- The Washington Times - Friday, April 18, 2008

ANALYSIS/OPINION:

The recent clean air bill introduced by D.C. Council members Jim Graham and Phil Mendelson should be called what it really is: a proposal for a de facto commuter tax.

The “Department of Transportation Clean Air Compliance Fee Act of 2008” would impose a fee on all employee parking spaces that do not “generate sales and use tax directed to the District Department of Transportation Unified Fund.” If enacted, the bill would require businesses to pay $25 per month per parking space in which an employee parks a motor vehicle at least two days per week whether or not those spaces are identified as or even reserved for employees. And although the fee is technically imposed on the landowner, the bill allows the fee to be passed on to whomever uses the spaces — the commuters.

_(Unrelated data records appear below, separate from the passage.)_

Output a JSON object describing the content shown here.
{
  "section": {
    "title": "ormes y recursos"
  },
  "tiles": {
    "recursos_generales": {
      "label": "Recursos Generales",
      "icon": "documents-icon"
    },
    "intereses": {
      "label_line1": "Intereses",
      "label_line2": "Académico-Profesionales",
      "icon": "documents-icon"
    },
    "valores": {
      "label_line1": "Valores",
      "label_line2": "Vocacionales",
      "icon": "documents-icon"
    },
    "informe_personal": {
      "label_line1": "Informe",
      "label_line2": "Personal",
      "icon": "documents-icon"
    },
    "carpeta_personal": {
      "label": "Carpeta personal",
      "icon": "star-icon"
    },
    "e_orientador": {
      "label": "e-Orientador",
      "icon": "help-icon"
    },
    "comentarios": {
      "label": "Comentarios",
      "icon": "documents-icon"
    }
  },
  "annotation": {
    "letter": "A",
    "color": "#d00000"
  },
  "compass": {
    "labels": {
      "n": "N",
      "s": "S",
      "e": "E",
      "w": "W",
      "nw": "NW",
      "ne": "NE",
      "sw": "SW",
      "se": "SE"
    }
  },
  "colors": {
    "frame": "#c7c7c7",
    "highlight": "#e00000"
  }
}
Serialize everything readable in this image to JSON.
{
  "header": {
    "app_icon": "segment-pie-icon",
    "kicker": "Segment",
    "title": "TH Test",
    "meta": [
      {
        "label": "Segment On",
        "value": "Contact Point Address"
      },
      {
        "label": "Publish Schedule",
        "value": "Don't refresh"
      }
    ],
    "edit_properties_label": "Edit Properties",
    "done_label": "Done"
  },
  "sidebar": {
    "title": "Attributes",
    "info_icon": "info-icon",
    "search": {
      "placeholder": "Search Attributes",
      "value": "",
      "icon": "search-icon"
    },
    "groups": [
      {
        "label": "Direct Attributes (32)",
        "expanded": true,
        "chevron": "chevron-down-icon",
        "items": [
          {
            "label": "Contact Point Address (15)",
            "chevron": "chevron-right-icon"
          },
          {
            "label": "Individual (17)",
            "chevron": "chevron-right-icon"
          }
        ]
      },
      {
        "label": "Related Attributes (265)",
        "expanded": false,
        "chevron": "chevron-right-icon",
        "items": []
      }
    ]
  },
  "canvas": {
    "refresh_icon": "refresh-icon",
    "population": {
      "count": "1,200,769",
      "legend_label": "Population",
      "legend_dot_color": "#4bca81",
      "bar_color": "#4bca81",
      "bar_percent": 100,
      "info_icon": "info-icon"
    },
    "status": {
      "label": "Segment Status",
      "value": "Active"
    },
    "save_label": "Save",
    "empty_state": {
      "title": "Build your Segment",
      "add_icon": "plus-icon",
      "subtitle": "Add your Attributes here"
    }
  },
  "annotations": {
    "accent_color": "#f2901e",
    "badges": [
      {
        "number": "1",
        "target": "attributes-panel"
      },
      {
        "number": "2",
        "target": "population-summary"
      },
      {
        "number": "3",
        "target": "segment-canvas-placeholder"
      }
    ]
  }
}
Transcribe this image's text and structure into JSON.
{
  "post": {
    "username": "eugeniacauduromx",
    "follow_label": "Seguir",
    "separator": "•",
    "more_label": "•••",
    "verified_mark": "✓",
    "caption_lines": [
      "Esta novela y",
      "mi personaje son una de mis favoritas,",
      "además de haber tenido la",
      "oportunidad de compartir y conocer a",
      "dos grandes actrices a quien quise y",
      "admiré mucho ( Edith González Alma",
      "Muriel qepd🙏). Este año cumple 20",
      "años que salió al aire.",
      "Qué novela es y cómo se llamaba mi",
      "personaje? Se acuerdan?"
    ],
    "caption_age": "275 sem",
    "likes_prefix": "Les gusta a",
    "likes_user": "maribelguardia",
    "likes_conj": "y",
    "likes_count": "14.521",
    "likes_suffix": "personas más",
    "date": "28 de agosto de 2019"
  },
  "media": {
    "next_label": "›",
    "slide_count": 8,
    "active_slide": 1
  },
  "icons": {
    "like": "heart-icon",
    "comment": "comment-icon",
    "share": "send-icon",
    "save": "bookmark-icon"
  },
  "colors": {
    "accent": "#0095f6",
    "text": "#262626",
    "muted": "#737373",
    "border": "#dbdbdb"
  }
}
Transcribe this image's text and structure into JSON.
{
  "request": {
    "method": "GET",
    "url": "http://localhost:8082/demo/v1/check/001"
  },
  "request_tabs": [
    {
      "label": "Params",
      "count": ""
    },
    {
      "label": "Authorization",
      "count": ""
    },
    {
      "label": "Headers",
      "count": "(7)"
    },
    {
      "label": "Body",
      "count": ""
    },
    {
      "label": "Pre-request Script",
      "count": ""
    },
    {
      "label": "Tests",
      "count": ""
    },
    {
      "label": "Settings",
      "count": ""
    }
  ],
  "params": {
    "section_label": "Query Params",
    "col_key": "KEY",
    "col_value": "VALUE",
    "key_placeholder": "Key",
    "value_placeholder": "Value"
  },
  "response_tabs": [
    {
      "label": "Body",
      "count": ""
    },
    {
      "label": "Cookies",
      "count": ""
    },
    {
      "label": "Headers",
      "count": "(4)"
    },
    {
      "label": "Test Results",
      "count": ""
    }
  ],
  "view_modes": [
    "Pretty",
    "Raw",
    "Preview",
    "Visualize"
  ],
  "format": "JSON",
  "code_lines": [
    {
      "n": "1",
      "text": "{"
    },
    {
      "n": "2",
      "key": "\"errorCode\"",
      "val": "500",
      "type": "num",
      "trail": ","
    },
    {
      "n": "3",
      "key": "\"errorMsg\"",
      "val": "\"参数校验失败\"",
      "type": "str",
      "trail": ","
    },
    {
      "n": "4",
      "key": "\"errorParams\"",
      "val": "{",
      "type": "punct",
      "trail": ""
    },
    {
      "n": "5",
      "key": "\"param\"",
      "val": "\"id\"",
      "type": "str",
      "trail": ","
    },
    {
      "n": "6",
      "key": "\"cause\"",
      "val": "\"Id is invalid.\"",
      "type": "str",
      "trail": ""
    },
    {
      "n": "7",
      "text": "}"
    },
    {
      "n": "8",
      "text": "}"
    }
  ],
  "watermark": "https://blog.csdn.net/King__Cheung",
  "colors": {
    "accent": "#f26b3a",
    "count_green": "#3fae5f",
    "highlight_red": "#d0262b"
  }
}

Of course, there are exceptions. Certain companies pay a tax which goes toward improving air quality, such as parking garages. Spaces owned by Metro, metered parking spaces and parking owned by foreign governments or businesses with only one parking space are exempt. It is unclear whether federal property is excluded, but it is highly likely that it is. And, we suspect that the lawmakers will exempt themselves, following Republican Council member Carol Schwartz, who has already set precedent with her parking-ticket exemption for her and her colleagues.

Although Mr. Graham’s office could not provide us with the number of spaces that would be affected by this bill (and by our understanding, it would include parking provided by The Washington Times), it’s all but certain that the city would profit handsomely. The revenue would be directed toward air-quality improvement and traffic programs.

We fully grasp the impetus behind the bill: to make driving to work less financially appealing and to force commuters to use public transportation. Mr. Graham criticized Fannie Mae in particular as an organization that does not generate any sales tax revenue and does little to encourage public transportation use. Even in that case, the fee would only work if using public transportation is more convenient and cost efficient than driving. For many, the nightmare of Beltway traffic is the only reasonable option for commuting. Moreover, many businesses use the perk of free parking as incentive for employees who could just as easily find work in Virginia or Maryland.

For years, the council has found nit-picky ways to introduce fees and taxes and to microscopically narrow laws that do nothing to address the problematic infrastructure from which the city’s gridlock blooms. Bike-share programs and public-transportation incentives are all well and good, but punishing commuters for the near-sightedness of D.C. lawmakers is the wrong tack. Besides, D.C. residents already pay a premium parking tax, and it’s called a Residential Parking Permit. If it looks like a commuter tax and it quacks like a commuter tax, it’s probably a commuter tax.